The Trump tax cuts of 2017 have not really been reflected in published Canadian tax income reports yet, and the impact of the reduction of corporate tax rates from 35 per cent to 21 per cent in the U.S. last year could, as William Watson published in this newspaper on Tuesday, cost Canada $50 billion. The Trump tax cuts, which rival or possibly surpass the earlier Johnson and Reagan reductions, have, contrary to the gloomy predictions of the now rather mindless globalist media such as the Economist magazine, almost paid for themselves. This is the result of the counter-behavioural changes, as people spend and invest more when rates are reduced. It is not a zero-sum game, but the world only discovered that when the after-effects of the First World War and the Great Depression obliged all major countries to engage in deficit spending: devaluing the currency while increasing the money supply and spreading it to the recently dispossessed. John Maynard Keynes and the-then U.S Federal Reserve chairman, Marriner Eccles, argued for deficit-financing of recoveries and accumulation of surpluses in times of prosperity. In practice, the first, but little of the second, has been applied and the demonetization of gold has produced a relentless slide in the purchasing power of every currency.

Canada has now chosen the worst of all possible options: higher taxes, substantial deficits and low growth, with a lot of belligerent talk about retreating from NAFTA to World Trade Organization tariffs.
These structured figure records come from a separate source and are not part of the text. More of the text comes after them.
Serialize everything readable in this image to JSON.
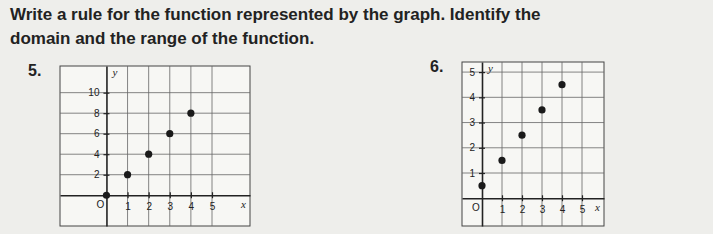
{
  "heading": [
    "Write a rule for the function represented by the graph. Identify the",
    "domain and the range of the function."
  ],
  "chart_data": [
    {
      "type": "scatter",
      "title": "5.",
      "x": [
        0,
        1,
        2,
        3,
        4
      ],
      "values": [
        0,
        2,
        4,
        6,
        8
      ],
      "xlim": [
        -2.2,
        6.8
      ],
      "ylim": [
        -3,
        12.6
      ],
      "xticks": [
        1,
        2,
        3,
        4,
        5
      ],
      "yticks": [
        2,
        4,
        6,
        8,
        10
      ],
      "xlabel": "x",
      "ylabel": "y",
      "annotations": [
        "O"
      ],
      "grid": true,
      "color": "#1a1a1a",
      "marker": "circle"
    },
    {
      "type": "scatter",
      "title": "6.",
      "x": [
        0,
        1,
        2,
        3,
        4
      ],
      "values": [
        0.5,
        1.5,
        2.5,
        3.5,
        4.5
      ],
      "xlim": [
        -1,
        6.1
      ],
      "ylim": [
        -1.1,
        5.4
      ],
      "xticks": [
        1,
        2,
        3,
        4,
        5
      ],
      "yticks": [
        1,
        2,
        3,
        4,
        5
      ],
      "xlabel": "x",
      "ylabel": "y",
      "annotations": [
        "O"
      ],
      "grid": true,
      "color": "#1a1a1a",
      "marker": "circle"
    }
  ]
}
The HST remains unchanged. I have been incanting, almost until I am blue in the face, that we should cut all income taxes to below U.S rates and raise the HST on all voluntary spending. This effectively makes paying tax almost voluntary, and induces behavioural changes toward increased purchases of goods and services within the economy, increased savings, and less attention to the most ingenious methods of avoiding tax and moving assets and cash flows out of country.

Seven of our ten provinces now have top tax rates above 50 per cent; this is state larceny and incompetence. Other than in an extreme national emergency, the state has no right to more than half of anyone’s income. If the population elected to operate defined essential government services from a service co-operative administered by private-sector standards of efficiency, what are now public-sector costs would be reduced by probably half, the savings could be rebated to the public with the low-income earners favoured, and the whole world would send observers to see the Canadian economic miracle. It isn’t going to happen because it is too radical and impossible to sell in advance or execute incrementally. But no government that has high taxes, low economic growth (they go together and are inseparable) and large deficits is going to succeed.